The Koch institute says new cases being reported have been dropping for several days but cautioned that could be due to the fact that consumers are following the advice of health officials and staying away from cucumbers, tomatoes, lettuce and vegetable sprouts — all of which are being investigated as possible carriers of the E. coli.

European Union farmers say that since the warning went out, they have been losing up to €417 million ($611 million) a week as ripe produce rots in fields and warehouses.

On Wednesday, the EU said it would offer farmers compensation of up to €210 million ($306 million) for the E. coli losses, though a final decision will not be made until next week.

Russia and Saudi Arabia have issued a blanket ban on vegetable imports from the European Union.

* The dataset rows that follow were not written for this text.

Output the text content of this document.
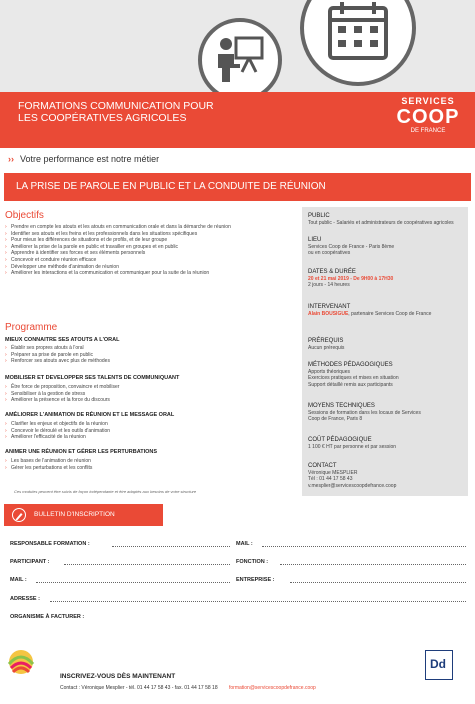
FORMATIONS COMMUNICATION POUR
LES COOPÉRATIVES AGRICOLES
SERVICES
COOP
DE FRANCE
›› Votre performance est notre métier
LA PRISE DE PAROLE EN PUBLIC ET LA CONDUITE DE RÉUNION
Objectifs
› Prendre en compte les atouts et les atouts en communication orale et dans la démarche de réunion
› Identifier ses atouts et les freins et les professionnels dans les situations spécifiques
› Pour mieux les différences de situations et de profils, et de leur groupe
› Améliorer la prise de la parole en public et travailler en groupes et en public
› Apprendre à identifier ses forces et ses éléments personnels
› Concevoir et conduire réunion efficace
› Développer une méthode d'animation de réunion
› Améliorer les interactions et la communication et communiquer pour la suite de la réunion
Programme
MIEUX CONNAITRE SES ATOUTS A L'ORAL
› Établir ses propres atouts à l'oral
› Préparer sa prise de parole en public
› Renforcer ses atouts avec plus de méthodes
MOBILISER ET DEVELOPPER SES TALENTS DE COMMUNIQUANT
› Être force de proposition, convaincre et mobiliser
› Sensibiliser à la gestion de stress
› Améliorer la présence et la force du discours
AMÉLIORER L'ANIMATION DE RÉUNION ET LE MESSAGE ORAL
› Clarifier les enjeux et objectifs de la réunion
› Concevoir le déroulé et les outils d'animation
› Améliorer l'efficacité de la réunion
ANIMER UNE RÉUNION ET GÉRER LES PERTURBATIONS
› Les bases de l'animation de réunion
› Gérer les perturbations et les conflits
Ces modules peuvent être suivis de façon indépendante et être adaptés aux besoins de votre structure
PUBLIC
Tout public - Salariés et administrateurs de coopératives agricoles
LIEU
Services Coop de France - Paris 8ème
ou en coopératives
DATES & DURÉE
20 et 21 mai 2019 - De 9H00 à 17H30
2 jours - 14 heures
INTERVENANT
Alain BOUSIGUE, partenaire Services Coop de France
PRÉREQUIS
Aucun prérequis
MÉTHODES PÉDAGOGIQUES
Apports théoriques
Exercices pratiques et mises en situation
Support détaillé remis aux participants
MOYENS TECHNIQUES
Sessions de formation dans les locaux de Services
Coop de France, Paris 8
COÛT PÉDAGOGIQUE
1 100 € HT par personne et par session
CONTACT
Véronique MESPLIER
Tél : 01 44 17 58 43
v.mesplier@servicescoopdefrance.coop
BULLETIN D'INSCRIPTION
RESPONSABLE FORMATION :	MAIL :
PARTICIPANT :	FONCTION :
MAIL :	ENTREPRISE :
ADRESSE :
ORGANISME À FACTURER :
INSCRIVEZ-VOUS DÈS MAINTENANT
Contact : Véronique Mesplier - tél. 01 44 17 58 43 - fax. 01 44 17 58 18 formation@servicescoopdefrance.coop
Dd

Spanish farmers have been among the hardest hit, after authorities in Hamburg issued an early warning that Spanish cucumbers could be the source of the E. coli. Further tests showed that while the Spanish vegetables did carry E. coli, it was not the strain behind the outbreak.

In Berlin on Thursday, Spain’s Secretary of State for European Affairs, Diego Lopez Garrido said the compensation being offered so far by the EU is not enough.

He also said both Spain and Germany believe the Russian ban on EU vegetables is “inappropriate.” Russia is a huge market for EU produce.

David Rising in Berlin contributed to this report.